Raffles Medical Group Ltd – Returning capital while waiting for China

Recommendation: NEUTRAL; TP S$1.02; Last close: S$1.0200; Analyst Paul Chew

  • 1H25 revenue and PATMI were within our expectations at 48%/45% of our FY25e estimates respectively. Revenue growth was softer, largely driven by insurance services.
  • We believe patient volumes were weak but supported by higher revenue intensity, especially in oncology and orthopaedics. Turnover in China contracted 2% YoY in 1H25 to S$29.9mn, in part due to a 2.3% weaker renminbi. The turnaround in China is progressing.
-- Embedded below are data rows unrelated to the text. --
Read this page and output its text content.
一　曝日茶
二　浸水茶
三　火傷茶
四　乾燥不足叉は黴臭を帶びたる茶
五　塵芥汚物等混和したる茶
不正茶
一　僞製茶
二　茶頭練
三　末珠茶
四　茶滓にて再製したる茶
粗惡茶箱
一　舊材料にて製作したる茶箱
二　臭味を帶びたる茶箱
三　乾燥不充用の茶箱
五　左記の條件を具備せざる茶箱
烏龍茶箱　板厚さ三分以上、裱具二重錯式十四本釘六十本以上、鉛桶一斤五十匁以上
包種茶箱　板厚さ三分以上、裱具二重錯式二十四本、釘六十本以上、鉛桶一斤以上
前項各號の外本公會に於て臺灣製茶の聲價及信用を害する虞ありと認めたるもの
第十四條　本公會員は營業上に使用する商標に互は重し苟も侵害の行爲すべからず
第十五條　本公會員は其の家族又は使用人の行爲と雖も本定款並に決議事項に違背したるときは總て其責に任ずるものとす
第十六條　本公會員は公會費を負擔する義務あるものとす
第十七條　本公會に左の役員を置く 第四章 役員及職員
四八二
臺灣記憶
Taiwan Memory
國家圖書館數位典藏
Collaboration with public hospitals will help raise the number of visiting specialists to Raffles Hospital in China.
  • Our FY25e PATMI and DCF target price of S$1.02 is maintained. We downgrade our ACCUMULATE recommendation to NEUTRAL due to the recent share price performance. Growth in Singapore will be tepid with upside from a turnaround in insurance profitability as loss ratios and claims are tightened. Cost pressures will rise with a salary increase for public healthcare workers on 1st July. Raffles is reiterating its dividend policy of at least 50% and share buyback up to 100mn shares over the next 2 years (30Jun25: Treasury shares 33.594mn).